About a week ago. I was home for about a week and a half. I was going to school and taking a bit of a break. I’ve been working pretty much nonstop.

2 You’ve worked with two Oscar winners, Charlize Theron in the upcoming Ferris Wheel and Hilary Swank in The Reaping (a supernatural thriller). What were those experiences like?

Hilary was amazing. I really enjoyed working with her. It was such a great opportunity so early in my career, working with such an accomplished actress. I learned a lot about focusing and how to work off other actors. Charlize also was amazing. She was like an acting coach; she was there for me every day. The hardest acting experience was probably Ferris Wheel. (The movie is about an 11-year-old girl abandoned by her mother.) That was also the most satisfying role I’ve done. It was really difficult, but I learned something every day and grew as an actress.

3 How do you keep up with school and friends when you’re working?

I have a tutor who travels with me. It’s hard. I’m looking forward to high school. (Robb has one more year before high school). I’m a little nervous about it. I have to go to a high school that will accommodate my situation. When you’re in school, you do group activities, but I learn a lot just from hanging around with everyone on set. People on movies usually know interesting things, and a lot of them are really smart. As for friends, I e-mail, I text-message and talk on the phone. I miss them a lot. I have been able to have friends and family come out to visit me sometimes. It’s a little weird to see them on set, because they enter a different lifestyle.

4 Bridge to Terabithia is a family film and a kids film, yet it deals with some heavy issues. How did you feel about that?

Kids should be exposed to that kind of stuff. It’s real life, the real world. It’s what happens. It doesn’t mean they have to grow up. I also think boys will get into Bridge because of the action and special effects. (Robb plays a spunky girl who creates a fantasy kingdom she occupies with her best friend, a boy played by Josh Hutcherson). Girls will like it because of the imaginary kingdom, and I think people in general will like it because of the points it hits on – like friendship and family and school bullies. It’s one of the only movies where a girl is a bully. I think it’s good because a lot of girls are bullies. The movie also shows the bully’s softer side. No one’s really all bad. Bullies try to push others down to make themselves feel taller. Even if you’re going through a hard time, it doesn’t mean you should treat people in a bad way. But the movie teaches us not to judge too soon.

5 You’re 13, a teenager.

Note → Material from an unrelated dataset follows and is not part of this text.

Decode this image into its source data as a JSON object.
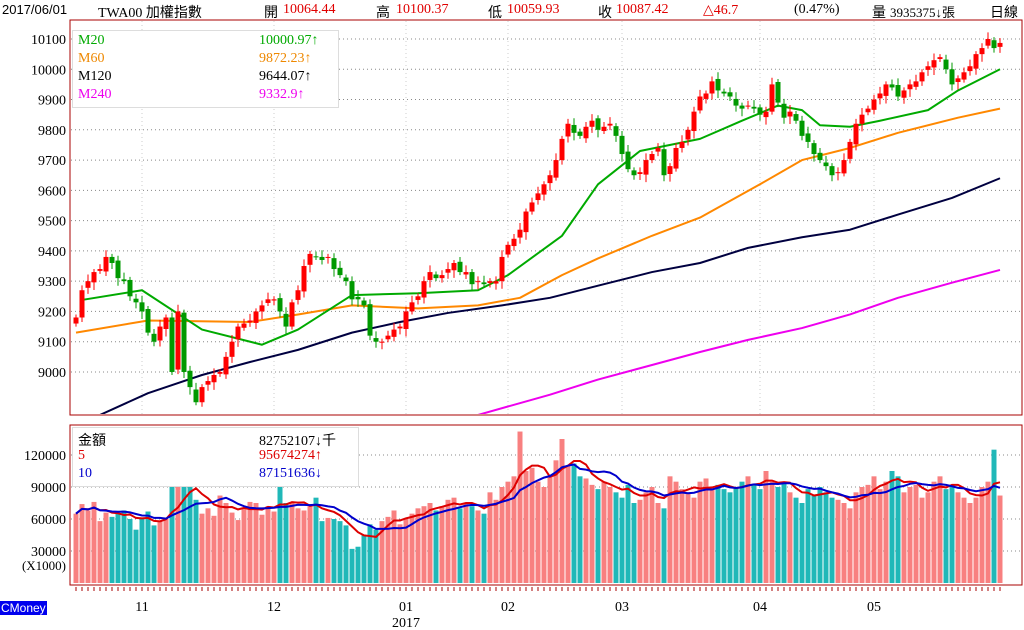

Given your schedule, are you able to have any fun, are you dating and do you plan to continue with acting?

I’m totally able to do stuff that’s fun. I still get to hang out with my friends. I just don’t get to stay home as much. I have a job. I call it “a big hobby.” I kind of am dating. I’m not uncomfortable to be around guys. But, no, I don’t have a boyfriend. Not right now. I only want to do movies if they’re worthwhile, if they can teach lessons and help people. I want to go to college. I want to see what other options are out there. If it’s not acting, I want to do a lot of nonprofit work, to help people who are less fortunate than I am. I also want to learn a lot of languages. I don’t really know any yet. . . . It’s important for people to learn languages and not be so homogenized. It’s good for kids to experience the world. After all, they’re the next generation.